On Monday, Kansas head coach Bill Self appeared on “The Border Patrol” on WHB-AM 810 and was asked to update the status of his freshman big man.

“He’s been cleared to practice,” Self told hosts Steven St. John and Nate Bukaty. “(His status) is depending on what they find throughout from the information we submit to them whenever we get it all together.

“A lot of people think, ‘Well, why wouldn’t it all be together?’ Well there’s a lot of reasons why. It’s because they told us recently some things that they just wanted. Instead of just throwing it to them piece by piece, they requested we to just submit it all together, so it may be a couple of more weeks before we’re able to submit everything when you’re talking about getting information from schools in Mali and everything like that.

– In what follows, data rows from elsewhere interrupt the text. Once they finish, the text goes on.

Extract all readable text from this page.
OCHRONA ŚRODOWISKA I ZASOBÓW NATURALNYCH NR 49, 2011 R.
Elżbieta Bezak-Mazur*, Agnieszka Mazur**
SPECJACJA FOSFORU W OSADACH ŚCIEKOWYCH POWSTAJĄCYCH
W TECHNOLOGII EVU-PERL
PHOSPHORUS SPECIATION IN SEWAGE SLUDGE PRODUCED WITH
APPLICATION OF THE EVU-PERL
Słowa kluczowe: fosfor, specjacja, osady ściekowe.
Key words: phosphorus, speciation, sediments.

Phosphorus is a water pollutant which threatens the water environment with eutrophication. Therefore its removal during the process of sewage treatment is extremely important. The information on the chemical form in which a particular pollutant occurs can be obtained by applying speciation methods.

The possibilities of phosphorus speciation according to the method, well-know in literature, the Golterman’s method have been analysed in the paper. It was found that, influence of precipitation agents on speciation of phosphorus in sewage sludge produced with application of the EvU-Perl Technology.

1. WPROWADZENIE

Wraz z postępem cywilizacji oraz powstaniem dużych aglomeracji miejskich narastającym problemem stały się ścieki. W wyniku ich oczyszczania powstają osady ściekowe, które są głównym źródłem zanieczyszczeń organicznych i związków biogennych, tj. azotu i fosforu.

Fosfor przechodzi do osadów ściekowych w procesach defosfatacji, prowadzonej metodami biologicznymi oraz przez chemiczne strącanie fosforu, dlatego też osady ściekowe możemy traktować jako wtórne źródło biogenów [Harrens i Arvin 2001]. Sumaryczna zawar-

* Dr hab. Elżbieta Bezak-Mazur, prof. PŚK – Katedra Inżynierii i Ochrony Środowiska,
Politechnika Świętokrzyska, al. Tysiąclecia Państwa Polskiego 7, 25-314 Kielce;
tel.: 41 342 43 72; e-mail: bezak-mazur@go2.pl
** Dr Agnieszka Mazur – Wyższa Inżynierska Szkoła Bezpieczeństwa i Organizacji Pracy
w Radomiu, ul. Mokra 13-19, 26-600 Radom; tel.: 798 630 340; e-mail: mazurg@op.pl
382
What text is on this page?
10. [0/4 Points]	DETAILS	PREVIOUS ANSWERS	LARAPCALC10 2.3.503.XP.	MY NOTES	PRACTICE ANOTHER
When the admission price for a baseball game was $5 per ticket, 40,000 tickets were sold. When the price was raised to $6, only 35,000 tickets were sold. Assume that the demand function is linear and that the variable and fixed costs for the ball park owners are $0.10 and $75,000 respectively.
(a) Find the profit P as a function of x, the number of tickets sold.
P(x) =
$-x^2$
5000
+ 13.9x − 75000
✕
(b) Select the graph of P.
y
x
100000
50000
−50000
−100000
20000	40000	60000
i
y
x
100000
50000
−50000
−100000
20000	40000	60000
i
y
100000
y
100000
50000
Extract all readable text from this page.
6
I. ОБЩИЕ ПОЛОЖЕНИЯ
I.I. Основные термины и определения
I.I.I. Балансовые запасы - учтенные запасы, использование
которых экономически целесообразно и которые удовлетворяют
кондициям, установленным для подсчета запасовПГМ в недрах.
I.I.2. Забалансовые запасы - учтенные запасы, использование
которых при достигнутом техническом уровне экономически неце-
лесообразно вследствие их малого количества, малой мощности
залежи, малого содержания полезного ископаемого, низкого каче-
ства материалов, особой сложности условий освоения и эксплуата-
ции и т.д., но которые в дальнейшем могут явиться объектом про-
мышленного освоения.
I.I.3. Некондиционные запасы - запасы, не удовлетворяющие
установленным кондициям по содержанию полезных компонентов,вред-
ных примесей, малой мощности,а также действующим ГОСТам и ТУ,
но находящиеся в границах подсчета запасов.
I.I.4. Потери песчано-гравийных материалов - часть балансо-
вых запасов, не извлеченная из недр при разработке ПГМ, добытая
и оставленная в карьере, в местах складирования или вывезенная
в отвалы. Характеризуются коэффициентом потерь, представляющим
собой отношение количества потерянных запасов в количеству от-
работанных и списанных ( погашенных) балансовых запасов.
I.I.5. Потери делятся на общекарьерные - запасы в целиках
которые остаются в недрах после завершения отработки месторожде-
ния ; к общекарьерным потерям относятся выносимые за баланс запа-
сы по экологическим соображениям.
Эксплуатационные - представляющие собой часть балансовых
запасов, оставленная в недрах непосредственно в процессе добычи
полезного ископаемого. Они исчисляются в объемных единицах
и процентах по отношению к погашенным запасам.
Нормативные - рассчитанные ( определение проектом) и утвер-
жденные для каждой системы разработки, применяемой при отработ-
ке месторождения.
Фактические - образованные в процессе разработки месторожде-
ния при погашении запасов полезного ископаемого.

“But we hope in two weeks, maybe three weeks, before we have a definite answer. But right now, Cheick is like everybody else. He’s practicing.”

Diallo, a 6-foot-9 forward from Mali is allowed to practice with the Jayhawks, but has been waiting to be cleared by the NCAA Eligibility Center despite enrolling in classes over the summer and earning six credits. Self anticipated this would be a long process, but has remained confident Diallo, the top-5 recruit in Class of 2015, will eventually be cleared to play this season.

For three years, Diallo attended Our Savior New American School in Centereach, New York, which is currently under NCAA review. In September, Pitt freshman Damon Wilson, Diallo’s teammate at OSNA, was cleared to play.

Kansas opens the season on Nov. 13 against Northern Colorado.